PP: It was an accident. I wanted to go to law school. I went to law school for a year, but I went to my parents who didn’t pay for my college education and I said, ‘Hey,’ and they had money. And I’m like, ‘Could you pony up for law school a little bit here?’ And they go, ‘No.’ And I went, ‘Thanks.’ And they went, but will my, my dad had been a principal, my mom, a teacher. And they go, ‘Why don’t you become a teacher, and then you can just sit behind your desk and study your law and then you’ll become a lawyer, and then you don’t have to be a teacher anymore.’ And I was like, ‘OK.’ 

So I went to, I went to teaching school and became a teacher and then I got in and I was doing law school, but I was also, I was teaching at Lynbrook at the time and I was teaching during the daytime. I was coaching in the afternoon and then I went to law school at night. And it was OK, but then I realized through several experiences that I didn’t want to be a lawyer and then it seemed like I was spending a lot of money not to be a lawyer, even though I was doing really well in law school, I would have passed the bar. 

But I didn’t want to practice law. And so I didn’t have that kind of money. So then I realized, unfortunately, the children would always give me the, ‘You have to stay here until my little sister goes too, she has to have you,’ ‘How old, how young is your little sister?’, ‘Two.’ I’m like, ‘OK.’ And so they just suck you in. And then you just do this for years and years and years and years and years and years and years. And all of a sudden 36 years gone by. 

EE: Is there one lesson you’ve learned from any of your past jobs, including teaching, that you would want most people to know? 

PP: The scariest thing about you people is that we’ve taught you everything wrong. 

The secret to life is to have a life. We really need to teach you that there are much more important things than getting a job, than going to a good school, that there’s, you got to find what’s right for you and it’s going to be different for everybody and that’s the key. The worst thing, the thing that scares me to death is that you will go to the right school because that’s what you’re supposed to do and you’ll get a good job because that’s what you’re supposed to do.

And you’ll come back to Cupertino and live with your parents until it’s time to get married and then you’ll get the husband or wife because that’s what you’re supposed to do. And then you’ll pop out the babies because that’s what you’re supposed to do. Buy the house because that’s what you’re supposed to do with the help of your parents.
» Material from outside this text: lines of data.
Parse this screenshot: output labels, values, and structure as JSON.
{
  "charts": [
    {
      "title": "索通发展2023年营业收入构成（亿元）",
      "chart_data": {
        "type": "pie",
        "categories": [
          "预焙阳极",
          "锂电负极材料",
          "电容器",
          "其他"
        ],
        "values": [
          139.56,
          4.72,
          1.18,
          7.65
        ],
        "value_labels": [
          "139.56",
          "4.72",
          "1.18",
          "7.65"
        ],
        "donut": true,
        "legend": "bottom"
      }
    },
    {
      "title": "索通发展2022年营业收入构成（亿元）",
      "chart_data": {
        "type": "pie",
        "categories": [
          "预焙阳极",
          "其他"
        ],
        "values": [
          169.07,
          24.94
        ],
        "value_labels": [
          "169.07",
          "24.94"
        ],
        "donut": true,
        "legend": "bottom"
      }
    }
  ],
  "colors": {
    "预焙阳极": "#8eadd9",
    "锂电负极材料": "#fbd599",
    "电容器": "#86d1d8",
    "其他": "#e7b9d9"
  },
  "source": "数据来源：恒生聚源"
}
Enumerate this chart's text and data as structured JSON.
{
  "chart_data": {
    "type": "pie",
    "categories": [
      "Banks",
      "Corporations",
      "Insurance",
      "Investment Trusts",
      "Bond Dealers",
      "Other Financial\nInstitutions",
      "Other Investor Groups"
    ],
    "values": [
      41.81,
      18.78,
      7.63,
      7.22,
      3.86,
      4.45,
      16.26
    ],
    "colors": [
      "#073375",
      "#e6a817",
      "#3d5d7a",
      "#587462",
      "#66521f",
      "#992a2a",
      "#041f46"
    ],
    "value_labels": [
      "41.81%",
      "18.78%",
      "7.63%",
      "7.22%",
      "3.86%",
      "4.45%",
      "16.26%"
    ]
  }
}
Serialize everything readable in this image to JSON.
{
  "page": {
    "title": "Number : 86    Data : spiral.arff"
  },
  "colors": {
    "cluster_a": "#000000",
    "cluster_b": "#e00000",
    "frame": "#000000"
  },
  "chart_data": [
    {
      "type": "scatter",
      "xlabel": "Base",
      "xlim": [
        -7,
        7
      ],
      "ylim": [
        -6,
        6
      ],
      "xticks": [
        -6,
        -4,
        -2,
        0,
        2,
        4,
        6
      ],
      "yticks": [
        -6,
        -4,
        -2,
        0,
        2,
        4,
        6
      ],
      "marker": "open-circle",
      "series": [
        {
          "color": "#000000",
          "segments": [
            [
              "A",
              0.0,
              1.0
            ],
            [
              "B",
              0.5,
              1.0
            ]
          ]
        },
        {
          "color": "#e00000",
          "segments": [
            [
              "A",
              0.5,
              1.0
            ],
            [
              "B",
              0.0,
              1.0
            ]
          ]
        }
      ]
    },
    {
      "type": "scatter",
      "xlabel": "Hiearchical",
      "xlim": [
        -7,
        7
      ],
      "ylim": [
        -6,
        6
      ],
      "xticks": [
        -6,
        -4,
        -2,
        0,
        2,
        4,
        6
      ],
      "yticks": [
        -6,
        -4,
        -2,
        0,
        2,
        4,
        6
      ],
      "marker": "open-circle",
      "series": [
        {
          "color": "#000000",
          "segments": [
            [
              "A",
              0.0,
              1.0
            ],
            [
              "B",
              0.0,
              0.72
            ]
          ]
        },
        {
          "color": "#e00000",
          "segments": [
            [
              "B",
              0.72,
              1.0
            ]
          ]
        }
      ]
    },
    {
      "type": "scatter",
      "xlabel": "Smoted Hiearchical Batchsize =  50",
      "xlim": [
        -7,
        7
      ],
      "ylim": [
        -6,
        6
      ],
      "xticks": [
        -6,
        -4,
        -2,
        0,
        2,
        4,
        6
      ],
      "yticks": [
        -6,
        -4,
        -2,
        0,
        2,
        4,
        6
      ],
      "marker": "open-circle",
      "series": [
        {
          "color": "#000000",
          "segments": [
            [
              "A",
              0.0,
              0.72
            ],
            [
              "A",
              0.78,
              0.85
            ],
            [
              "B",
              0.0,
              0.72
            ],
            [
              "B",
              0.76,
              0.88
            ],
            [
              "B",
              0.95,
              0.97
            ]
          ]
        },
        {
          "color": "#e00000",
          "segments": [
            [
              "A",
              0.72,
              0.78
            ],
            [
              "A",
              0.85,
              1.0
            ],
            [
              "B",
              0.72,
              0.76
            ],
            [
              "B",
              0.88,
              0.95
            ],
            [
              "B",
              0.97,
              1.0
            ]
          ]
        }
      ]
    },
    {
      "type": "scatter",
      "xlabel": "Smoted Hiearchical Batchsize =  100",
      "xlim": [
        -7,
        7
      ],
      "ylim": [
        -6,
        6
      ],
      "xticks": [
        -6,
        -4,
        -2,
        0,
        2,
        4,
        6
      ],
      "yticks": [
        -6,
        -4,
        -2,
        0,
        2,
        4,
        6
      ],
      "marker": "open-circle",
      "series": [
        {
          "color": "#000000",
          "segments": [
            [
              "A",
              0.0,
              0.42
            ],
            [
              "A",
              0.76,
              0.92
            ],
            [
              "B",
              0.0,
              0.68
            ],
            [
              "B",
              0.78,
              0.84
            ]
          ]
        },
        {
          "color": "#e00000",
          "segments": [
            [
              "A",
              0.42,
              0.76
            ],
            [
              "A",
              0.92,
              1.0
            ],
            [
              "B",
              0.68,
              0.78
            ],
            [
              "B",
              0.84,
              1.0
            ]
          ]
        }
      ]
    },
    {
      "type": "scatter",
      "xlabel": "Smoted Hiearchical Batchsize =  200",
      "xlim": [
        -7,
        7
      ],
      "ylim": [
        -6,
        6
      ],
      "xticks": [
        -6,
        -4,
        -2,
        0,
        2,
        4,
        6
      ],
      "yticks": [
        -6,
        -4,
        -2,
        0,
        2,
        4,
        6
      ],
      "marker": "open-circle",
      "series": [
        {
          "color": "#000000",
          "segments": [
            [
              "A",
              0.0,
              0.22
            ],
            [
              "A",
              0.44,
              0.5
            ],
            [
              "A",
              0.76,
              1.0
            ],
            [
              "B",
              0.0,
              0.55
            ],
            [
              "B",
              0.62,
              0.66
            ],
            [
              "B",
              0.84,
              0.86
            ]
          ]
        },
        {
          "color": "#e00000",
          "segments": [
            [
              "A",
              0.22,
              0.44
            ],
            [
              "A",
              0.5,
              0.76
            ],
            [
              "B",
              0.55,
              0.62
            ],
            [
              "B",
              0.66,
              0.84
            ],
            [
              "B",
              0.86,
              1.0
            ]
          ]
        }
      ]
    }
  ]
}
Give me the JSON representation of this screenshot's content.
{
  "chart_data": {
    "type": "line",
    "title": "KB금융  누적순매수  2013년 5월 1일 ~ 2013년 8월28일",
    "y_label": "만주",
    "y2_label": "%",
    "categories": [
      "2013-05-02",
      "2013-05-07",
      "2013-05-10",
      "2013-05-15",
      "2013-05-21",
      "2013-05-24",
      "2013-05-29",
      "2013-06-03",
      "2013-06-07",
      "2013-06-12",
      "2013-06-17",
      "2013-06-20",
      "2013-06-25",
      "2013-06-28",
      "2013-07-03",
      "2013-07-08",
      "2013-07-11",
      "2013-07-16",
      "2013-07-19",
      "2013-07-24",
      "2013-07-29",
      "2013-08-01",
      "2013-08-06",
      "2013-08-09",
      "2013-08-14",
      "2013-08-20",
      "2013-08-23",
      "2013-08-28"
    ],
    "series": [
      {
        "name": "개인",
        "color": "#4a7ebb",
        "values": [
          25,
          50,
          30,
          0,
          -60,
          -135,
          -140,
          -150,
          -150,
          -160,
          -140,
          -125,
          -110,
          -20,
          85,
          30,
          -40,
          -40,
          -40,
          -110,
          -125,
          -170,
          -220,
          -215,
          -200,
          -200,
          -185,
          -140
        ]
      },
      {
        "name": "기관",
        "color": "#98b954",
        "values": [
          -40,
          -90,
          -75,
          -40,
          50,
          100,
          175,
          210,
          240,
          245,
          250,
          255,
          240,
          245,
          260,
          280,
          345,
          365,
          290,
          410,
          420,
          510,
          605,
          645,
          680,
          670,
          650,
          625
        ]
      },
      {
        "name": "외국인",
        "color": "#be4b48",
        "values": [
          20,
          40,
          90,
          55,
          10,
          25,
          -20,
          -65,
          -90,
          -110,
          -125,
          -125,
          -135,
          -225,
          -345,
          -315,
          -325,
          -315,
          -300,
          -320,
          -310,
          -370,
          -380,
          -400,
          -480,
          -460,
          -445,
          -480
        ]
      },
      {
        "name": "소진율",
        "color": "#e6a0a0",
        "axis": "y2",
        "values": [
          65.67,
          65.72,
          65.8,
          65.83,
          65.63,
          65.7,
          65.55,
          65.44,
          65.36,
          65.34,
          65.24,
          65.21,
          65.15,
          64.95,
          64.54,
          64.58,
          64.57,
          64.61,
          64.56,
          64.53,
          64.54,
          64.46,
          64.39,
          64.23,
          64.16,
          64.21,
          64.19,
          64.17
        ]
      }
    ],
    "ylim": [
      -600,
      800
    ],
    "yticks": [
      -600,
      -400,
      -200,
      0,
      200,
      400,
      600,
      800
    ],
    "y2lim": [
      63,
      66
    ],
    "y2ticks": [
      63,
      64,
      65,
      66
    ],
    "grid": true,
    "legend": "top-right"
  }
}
And then when you’re my age, you’ll look back at your life and go, ‘What the hell have I done? I hated my job. I hate my husband. I really don’t like these brats that I produced. I have wasted my life and this is my one shot at life.’ And that’s not worth doing. Life is worth living and finding something worth every day getting up and going, ‘Yeah, this is kind of cool.’I have a happy life and everything in my life has been miserable. It’s just how it works. I’ve done so many things that did not work out and haven’t, didn’t work out the way I thought they would. There’s no vision of what I, you know if they’d said, ‘This is your, this is how your story arc of your life is going to go,’ I would have laughed at you when I was 17. But this is the way it’s gone. But the good thing that I learned very young, or I think about my life, is I learned that I have to live. That I need a life that’s worth living. And that’s, I don’t know, you gotta find that, what your answer is for yourselves. But, you gotta start looking at life and not worry about impressing everybody with your status.

Because status is vacuous. It disappears as soon as somebody looks down on you.

EE: Thank you so much Mr. Pelkey for joining us today, and giving us insight into your peculiar past. We hope you all enjoyed, thank you for tuning it.